Bugün 13.30'da bir araya gelen kadınlar Cerrah'ın ağzı bantlı resimlerini ve Karabulut'un posterlerini taşıdılar, "Erkek vuruyor, devlet koruyor", "Emeğimiz, bedenimiz, kimliğimiz bizimdir" sloganları attılar.
Oturma eyleminin ardından yapılan basın açıklamasında "Cerrah'ın, Karabulut'un babasına "Kızına sahip çıksaydı" diyerek kadınlara şiddet uygulayanları değil, bizzat kadınları hedef gösterdiğini" ifade ettiler.

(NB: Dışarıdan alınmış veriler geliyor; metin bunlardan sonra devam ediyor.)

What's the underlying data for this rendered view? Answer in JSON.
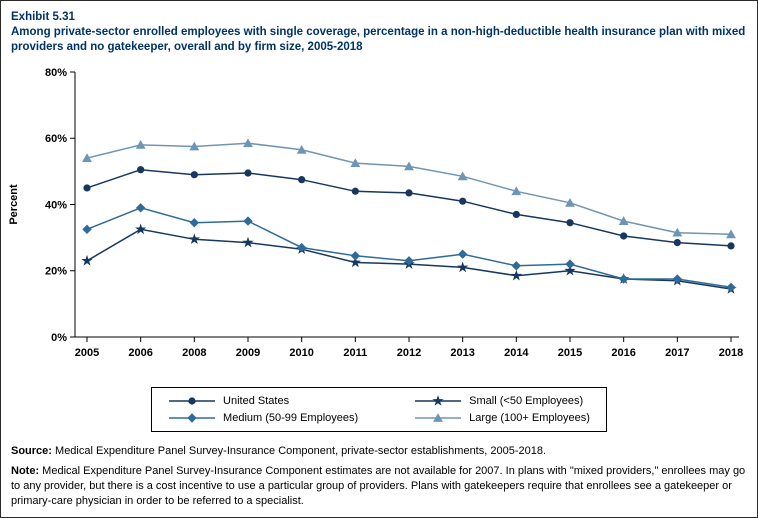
{
  "page": {
    "exhibit": "Exhibit 5.31",
    "title": "Among private-sector enrolled employees with single coverage, percentage in a non-high-deductible health insurance plan with mixed providers and no gatekeeper, overall and by firm size, 2005-2018"
  },
  "chart_data": {
    "type": "line",
    "categories": [
      "2005",
      "2006",
      "2008",
      "2009",
      "2010",
      "2011",
      "2012",
      "2013",
      "2014",
      "2015",
      "2016",
      "2017",
      "2018"
    ],
    "series": [
      {
        "name": "United States",
        "marker": "circle",
        "color": "#17375e",
        "values": [
          45,
          50.5,
          49,
          49.5,
          47.5,
          44,
          43.5,
          41,
          37,
          34.5,
          30.5,
          28.5,
          27.5
        ]
      },
      {
        "name": "Small (<50 Employees)",
        "marker": "star",
        "color": "#17375e",
        "values": [
          23,
          32.5,
          29.5,
          28.5,
          26.5,
          22.5,
          22,
          21,
          18.5,
          20,
          17.5,
          17,
          14.5
        ]
      },
      {
        "name": "Medium (50-99 Employees)",
        "marker": "diamond",
        "color": "#2f6b99",
        "values": [
          32.5,
          39,
          34.5,
          35,
          27,
          24.5,
          23,
          25,
          21.5,
          22,
          17.5,
          17.5,
          15
        ]
      },
      {
        "name": "Large (100+ Employees)",
        "marker": "triangle",
        "color": "#6f95b4",
        "values": [
          54,
          58,
          57.5,
          58.5,
          56.5,
          52.5,
          51.5,
          48.5,
          44,
          40.5,
          35,
          31.5,
          31
        ]
      }
    ],
    "title": "Among private-sector enrolled employees with single coverage, percentage in a non-high-deductible health insurance plan with mixed providers and no gatekeeper, overall and by firm size, 2005-2018",
    "xlabel": "",
    "ylabel": "Percent",
    "ylim": [
      0,
      80
    ],
    "yticks": [
      0,
      20,
      40,
      60,
      80
    ],
    "ytick_labels": [
      "0%",
      "20%",
      "40%",
      "60%",
      "80%"
    ],
    "grid": false,
    "legend_position": "bottom",
    "note_missing_year": "2007"
  },
  "footer": {
    "source_label": "Source:",
    "source_text": " Medical Expenditure Panel Survey-Insurance Component, private-sector establishments, 2005-2018.",
    "note_label": "Note:",
    "note_text": " Medical Expenditure Panel Survey-Insurance Component estimates are not available for 2007. In plans with \"mixed providers,\" enrollees may go to any provider, but there is a cost incentive to use a particular group of providers. Plans with gatekeepers require that enrollees see a gatekeeper or primary-care physician in order to be referred to a specialist."
  }
}
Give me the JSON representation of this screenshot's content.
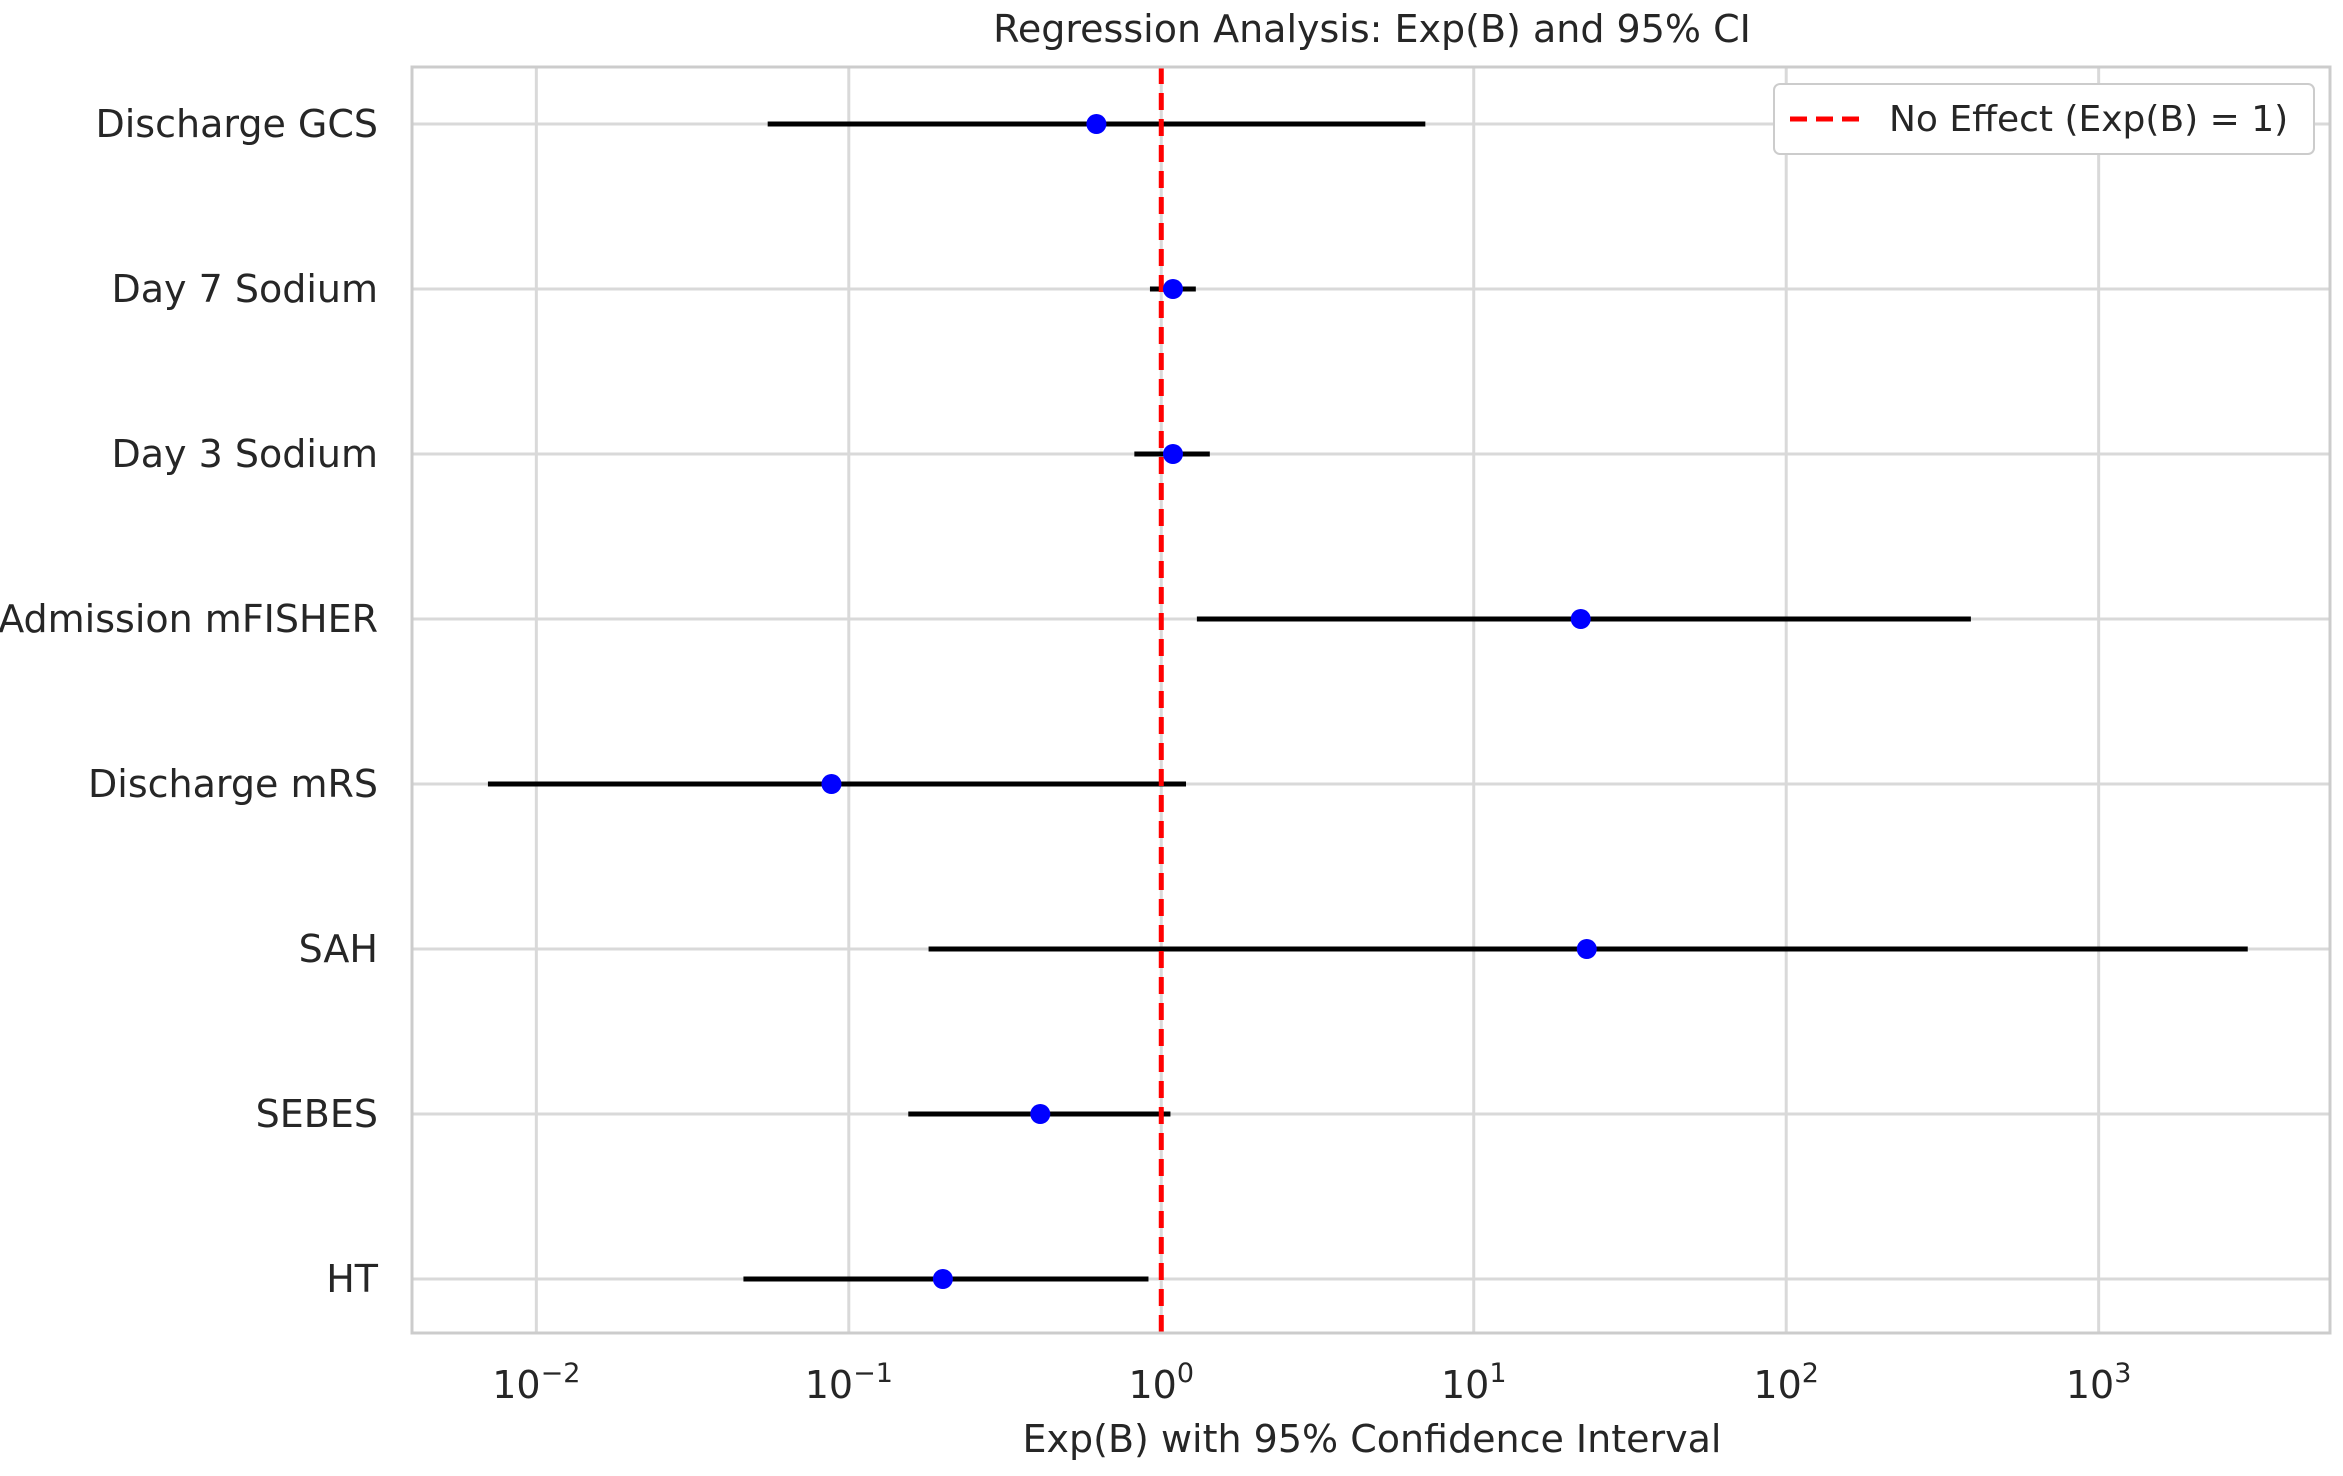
{
  "chart_data": {
    "type": "forest",
    "title": "Regression Analysis: Exp(B) and 95% CI",
    "xlabel": "Exp(B) with 95% Confidence Interval",
    "ylabel": "",
    "x_scale": "log",
    "xlim": [
      0.004,
      5500
    ],
    "x_ticks": [
      {
        "value": 0.01,
        "base": "10",
        "exp": "−2"
      },
      {
        "value": 0.1,
        "base": "10",
        "exp": "−1"
      },
      {
        "value": 1,
        "base": "10",
        "exp": "0"
      },
      {
        "value": 10,
        "base": "10",
        "exp": "1"
      },
      {
        "value": 100,
        "base": "10",
        "exp": "2"
      },
      {
        "value": 1000,
        "base": "10",
        "exp": "3"
      }
    ],
    "grid": true,
    "reference_line": {
      "value": 1,
      "label": "No Effect (Exp(B) = 1)",
      "color": "#ff0000",
      "style": "dashed"
    },
    "legend": {
      "placement": "top-right"
    },
    "rows": [
      {
        "label": "Discharge GCS",
        "exp_b": 0.62,
        "ci_low": 0.055,
        "ci_high": 7.0
      },
      {
        "label": "Day 7 Sodium",
        "exp_b": 1.09,
        "ci_low": 0.92,
        "ci_high": 1.29
      },
      {
        "label": "Day 3 Sodium",
        "exp_b": 1.09,
        "ci_low": 0.82,
        "ci_high": 1.43
      },
      {
        "label": "Admission mFISHER",
        "exp_b": 22.0,
        "ci_low": 1.3,
        "ci_high": 390
      },
      {
        "label": "Discharge mRS",
        "exp_b": 0.088,
        "ci_low": 0.007,
        "ci_high": 1.2
      },
      {
        "label": "SAH",
        "exp_b": 23.0,
        "ci_low": 0.18,
        "ci_high": 3000
      },
      {
        "label": "SEBES",
        "exp_b": 0.41,
        "ci_low": 0.155,
        "ci_high": 1.07
      },
      {
        "label": "HT",
        "exp_b": 0.2,
        "ci_low": 0.046,
        "ci_high": 0.91
      }
    ],
    "colors": {
      "point": "#0000ff",
      "ci": "#000000",
      "grid": "#d9d9d9",
      "frame": "#cccccc",
      "reference": "#ff0000"
    }
  }
}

"Katledilmek için kadın olmak yetiyor. Ve onlar da böyle konuşarak, cinsiyetçi söylemlerle erkek egemenliğini meşrulaştırıyorlar."

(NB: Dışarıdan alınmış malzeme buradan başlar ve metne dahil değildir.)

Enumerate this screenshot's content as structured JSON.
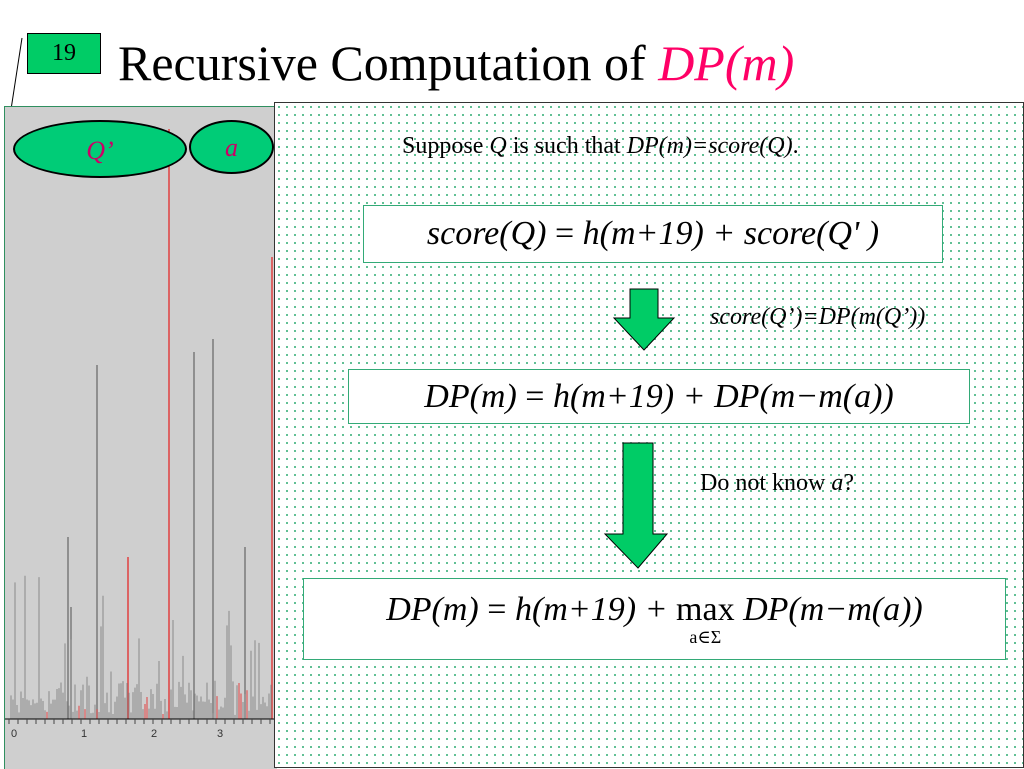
{
  "slide": {
    "number": "19",
    "title_prefix": "Recursive Computation of ",
    "title_accent": "DP(m)"
  },
  "colors": {
    "green": "#00cc66",
    "accent": "#ff0066",
    "dot": "#3ab07a",
    "spectrum_bg": "#cfcfcf",
    "peak_gray": "#7a7a7a",
    "peak_red": "#e04040"
  },
  "ellipses": {
    "left_label": "Q’",
    "right_label": "a"
  },
  "intro": {
    "t1": "Suppose ",
    "q": "Q",
    "t2": " is such that ",
    "expr": "DP(m)=score(Q)",
    "t3": "."
  },
  "equations": {
    "eq1": {
      "lhs": "score(Q)",
      "eq": " = ",
      "rhs": "h(m+19) + score(Q' )"
    },
    "eq2": {
      "lhs": "DP(m)",
      "eq": " = ",
      "rhs": "h(m+19) + DP(m−m(a))"
    },
    "eq3": {
      "lhs": "DP(m)",
      "eq": " = ",
      "mid": "h(m+19) + ",
      "op": "max",
      "op_sub": "a∈Σ",
      "rhs": " DP(m−m(a))"
    }
  },
  "notes": {
    "note1": "score(Q’)=DP(m(Q’))",
    "note2_prefix": "Do not know ",
    "note2_var": "a",
    "note2_suffix": "?"
  },
  "spectrum": {
    "axis_labels": [
      "0",
      "1",
      "2",
      "3"
    ]
  }
}
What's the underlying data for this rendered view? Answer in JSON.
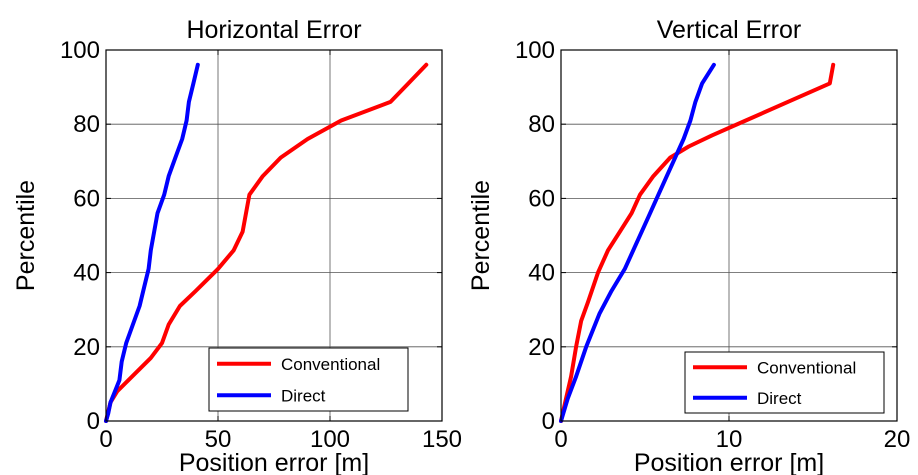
{
  "chart_data": [
    {
      "type": "line",
      "title": "Horizontal Error",
      "xlabel": "Position error [m]",
      "ylabel": "Percentile",
      "xlim": [
        0,
        150
      ],
      "ylim": [
        0,
        100
      ],
      "xticks": [
        "0",
        "50",
        "100",
        "150"
      ],
      "yticks": [
        "0",
        "20",
        "40",
        "60",
        "80",
        "100"
      ],
      "grid": true,
      "legend_position": "bottom-right",
      "series": [
        {
          "name": "Conventional",
          "color": "#ff0000",
          "x": [
            0,
            2,
            5,
            10,
            15,
            20,
            25,
            28,
            33,
            40,
            50,
            57,
            61,
            64,
            70,
            78,
            90,
            105,
            127,
            135,
            143
          ],
          "y": [
            0,
            5,
            8,
            11,
            14,
            17,
            21,
            26,
            31,
            35,
            41,
            46,
            51,
            61,
            66,
            71,
            76,
            81,
            86,
            91,
            96
          ]
        },
        {
          "name": "Direct",
          "color": "#0000ff",
          "x": [
            0,
            1,
            2,
            4,
            6,
            7,
            9,
            12,
            15,
            17,
            19,
            20,
            23,
            26,
            28,
            31,
            34,
            36,
            37,
            39,
            41
          ],
          "y": [
            0,
            2,
            5,
            8,
            11,
            16,
            21,
            26,
            31,
            36,
            41,
            46,
            56,
            61,
            66,
            71,
            76,
            81,
            86,
            91,
            96
          ]
        }
      ]
    },
    {
      "type": "line",
      "title": "Vertical Error",
      "xlabel": "Position error [m]",
      "ylabel": "Percentile",
      "xlim": [
        0,
        20
      ],
      "ylim": [
        0,
        100
      ],
      "xticks": [
        "0",
        "10",
        "20"
      ],
      "yticks": [
        "0",
        "20",
        "40",
        "60",
        "80",
        "100"
      ],
      "grid": true,
      "legend_position": "bottom-right",
      "series": [
        {
          "name": "Conventional",
          "color": "#ff0000",
          "x": [
            0,
            0.3,
            0.6,
            0.9,
            1.2,
            1.6,
            2.2,
            2.8,
            3.5,
            4.2,
            4.7,
            5.5,
            6.5,
            7.6,
            9.0,
            11.0,
            13.5,
            16.0,
            16.2
          ],
          "y": [
            0,
            6,
            12,
            20,
            27,
            32,
            40,
            46,
            51,
            56,
            61,
            66,
            71,
            74,
            77,
            81,
            86,
            91,
            96
          ]
        },
        {
          "name": "Direct",
          "color": "#0000ff",
          "x": [
            0,
            0.4,
            0.9,
            1.5,
            2.3,
            3.0,
            3.8,
            4.6,
            5.2,
            5.8,
            6.3,
            6.8,
            7.3,
            7.7,
            8.0,
            8.4,
            9.1
          ],
          "y": [
            0,
            6,
            12,
            20,
            29,
            35,
            41,
            49,
            55,
            61,
            66,
            71,
            76,
            81,
            86,
            91,
            96
          ]
        }
      ]
    }
  ]
}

"Cerrah bunu hep yapıyor" denilen açıklama şöyle devam etti:
"Üç yıl önce İstiklal Caddesi'nde Hırvat kadınlar tacize uğradığında, o, kadınların gördüğü zararı/travmayı yok sayıp, 'Ülkemize turist gelmeyecek' demeye cüret etmişti. Dört yıl önce de 'Halkımız bize yardım etsin, travestilerin kökünü kazıyalım' diyebilmişti. O günden bugüne onlarca travesti öldürüldü."
Erkeklerin egemenliğine sunulmayı reddettiklerini söyleyen feministler, "Yeter artık! Böyle taraflı, cinsiyetçi, kadınları 'sahip çıkılacak nesneler' olarak mağdurlaştıran, hedefe koyan Cerrah görevden alınsın! Din, dil, ırk, cins ayrımcılığı yapan, pozitif ayrımcılıktan haberi olmayan, mağdurları değil katilleri gözeten emniyet müdürü istemiyoruz. Geceleri de sokakları da meydanları da terk etmiyoruz!" dediler.(BÇ)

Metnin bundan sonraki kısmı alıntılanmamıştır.